In our previous Tech Note, we described how binaries for multi-module applications can be created in a Docker environment, ready to be deployed. In this post we are going to discuss the underlying deployment infrastructure that can be used for staging and productive environments. To ensure app uptime and scalability, we choose a stack that adjusts resources dynamically according to the required throughput, but also would adapt to new requirements when our app grows. To automatically provision and configure the resources of our Stack, we used CloudFormation.
A CloudFormation Stack is a bundle of AWS elements that are created based on a template - written in general as a JSON or YAML file. Following the same logic that a generic container image could work for building every module in our deployments, we designed our Stacks for staging and production environments following the same principle: the main structure (the image) is shared between every Stack and the content (the concrete binaries to run and their configuration), differ. This way, we can reuse the underlying image across all our projects.
For provisioning containers, we use ECS and, in particular, we use the Fargate compute engine. With Fargate, AWS provides a way of provision container execution without having to define underlying infrastructure like EC2 machines. The engineering team just have to choose which container image to run, the parameters that will be passed to it, and that's it
ECS works mainly at three levels, Cluster, Service and Task Definitions. We can summarize the ECS Cluster as nothing more than a collection of Services and Tasks (running containers) grouping. As a design decision (not a limitation) we decided to create one Cluster by Stack, one Service by Cluster and one Task Definition by Service.
A Task Definition is the name given to the element that provides the required configuration to provision containers in ECS. A Task Definition also describes underlying resources like the amount of vCPU cores, and how much memory will be provided to the container.
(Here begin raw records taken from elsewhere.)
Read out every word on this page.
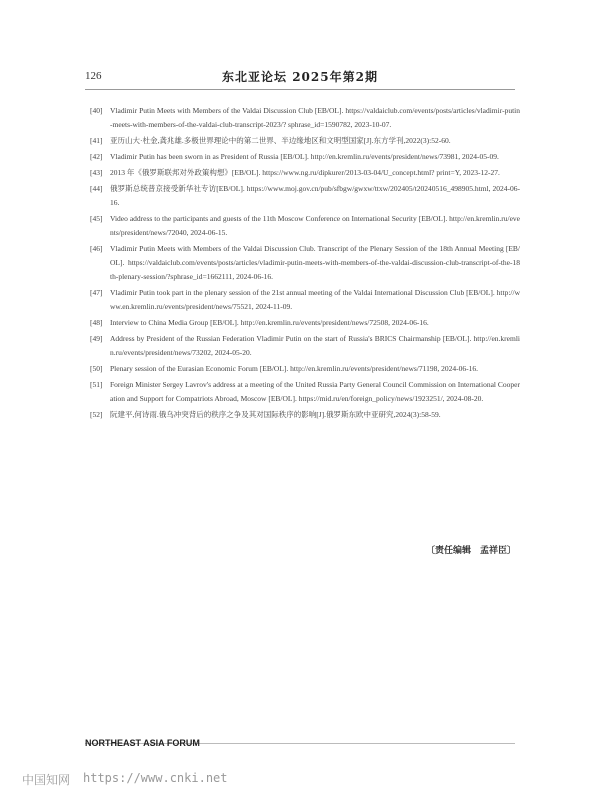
126	东北亚论坛 2025年第2期
[40]	Vladimir Putin Meets with Members of the Valdai Discussion Club [EB/OL]. https://valdaiclub.com/events/posts/articles/vladimir-putin-meets-with-members-of-the-valdai-club-transcript-2023/? sphrase_id=1590782, 2023-10-07.
[41]	亚历山大·杜金,龚兆雄.多极世界理论中的第二世界、半边缘地区和文明型国家[J].东方学刊,2022(3):52-60.
[42]	Vladimir Putin has been sworn in as President of Russia [EB/OL]. http://en.kremlin.ru/events/president/news/73981, 2024-05-09.
[43]	2013 年《俄罗斯联邦对外政策构想》[EB/OL]. https://www.ng.ru/dipkurer/2013-03-04/U_concept.html? print=Y, 2023-12-27.
[44]	俄罗斯总统普京接受新华社专访[EB/OL]. https://www.moj.gov.cn/pub/sfbgw/gwxw/ttxw/202405/t20240516_498905.html, 2024-06-16.
[45]	Video address to the participants and guests of the 11th Moscow Conference on International Security [EB/OL]. http://en.kremlin.ru/events/president/news/72040, 2024-06-15.
[46]	Vladimir Putin Meets with Members of the Valdai Discussion Club. Transcript of the Plenary Session of the 18th Annual Meeting [EB/OL]. https://valdaiclub.com/events/posts/articles/vladimir-putin-meets-with-members-of-the-valdai-discussion-club-transcript-of-the-18th-plenary-session/?sphrase_id=1662111, 2024-06-16.
[47]	Vladimir Putin took part in the plenary session of the 21st annual meeting of the Valdai International Discussion Club [EB/OL]. http://www.en.kremlin.ru/events/president/news/75521, 2024-11-09.
[48]	Interview to China Media Group [EB/OL]. http://en.kremlin.ru/events/president/news/72508, 2024-06-16.
[49]	Address by President of the Russian Federation Vladimir Putin on the start of Russia's BRICS Chairmanship [EB/OL]. http://en.kremlin.ru/events/president/news/73202, 2024-05-20.
[50]	Plenary session of the Eurasian Economic Forum [EB/OL]. http://en.kremlin.ru/events/president/news/71198, 2024-06-16.
[51]	Foreign Minister Sergey Lavrov's address at a meeting of the United Russia Party General Council Commission on International Cooperation and Support for Compatriots Abroad, Moscow [EB/OL]. https://mid.ru/en/foreign_policy/news/1923251/, 2024-08-20.
[52]	阮建平,何诗雨.俄乌冲突背后的秩序之争及其对国际秩序的影响[J].俄罗斯东欧中亚研究,2024(3):58-59.
〔责任编辑　孟祥臣〕
NORTHEAST ASIA FORUM
中国知网 https://www.cnki.net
The Task Definition has all the end-state configuration for deploying and running it and, if Docker has the internal configuration for our app (for instance, a custom command or/and entry-point), the Task Definition will define those as a part of its configuration.
An ECS Service is a manager for instances of Task Definitions. The Service is in charge of spawning the amount of desired containers and, if any instance fails, those that requires to be re-provisioned will be launched again. The health of the containers are checked all the time through health checks - for instance, pinging them in HTTP port every 15 seconds. A Service takes care also of creating and destroying containers according to auto-scaling policies (if provided) and also to attaching them to a load balancer. A Service has a strategy for its deployment, that will be used to launch each task, as many times as necessary, until one manages to be healthy. There are two strategies for the services: DAEMON, that only let you have one task for each service, and REPLICA that was designed to distribute the traffic through tasks.
The Elastic Load Balancer, as expected, distributes loads between two or more nodes (in this case, Tasks) according to one or more policies. But at the same time, the ELB will check if every Task is healthy and will inform the Service if one or more are not passing the basic health checks. If that is the case, the Service will start the draining and killing process and will take care of relaunching a new Task if required.
All the previous systems are secured through a Security Group. In a nutshell, a Security Group can be seen as a firewall that controls access from/to IPs or others Security Groups. By default, a Security Group let any IP/TCP or UDP packet out from its system, and denies every access to it. If needed, we can edit the inbound rules to allow traffic, always remembering to protect the private parts of our apps with them - for example, if our backend is private, we can restrict the access to only other systems in a valid Security Group, making public the inbound only in the frontend.
For logging purposes, it is recommended to use integrated CloudWatch Logs support, which collects all the information sent to the standard output from the Tasks. Logs can be easily searched using CloudWatch Logs Insights - see our post devoted to that.
To anyone interested in a real example of a CloudFormation Template, a simplified version can be found here. With this structure, all our stacks are actually implemented in the same way, where we only need to edit the parameters when we create a stack, not the resources themselves.
To implement an automated deployment as a part of our CI/CD processes, theoretically we must need to update the original Stack every time that we want to deploy a new version of our app. However, we chose a simpler approach.
At this point it is important to mention that an ECS Service is configured with a specific Task Definition that will be used to instantiate their containers. When the Task Definition is updated or changed, the Service takes care of deploying new containers and draining old ones, ensuring zero downtime.
Since the structure of a Task Definition can be imported/exported using a JSON schema, the approach that we decided was to save a template for it in S3, replace the required placeholders that change on every deploy and then update the Task Definition via the AWS CLI. A simplified example of our JSON used for Task Definition rewriting is listed below.
In this second part of this Tech Note series, we saw how to define the infrastructure that will be running our app and the underlying foundation that it implements. With the concept of Stacks, we can provision all the infrastructure that we need for new modules only providing the required variables in the template, without creating it from scratch each time that a new module is integrated in the project.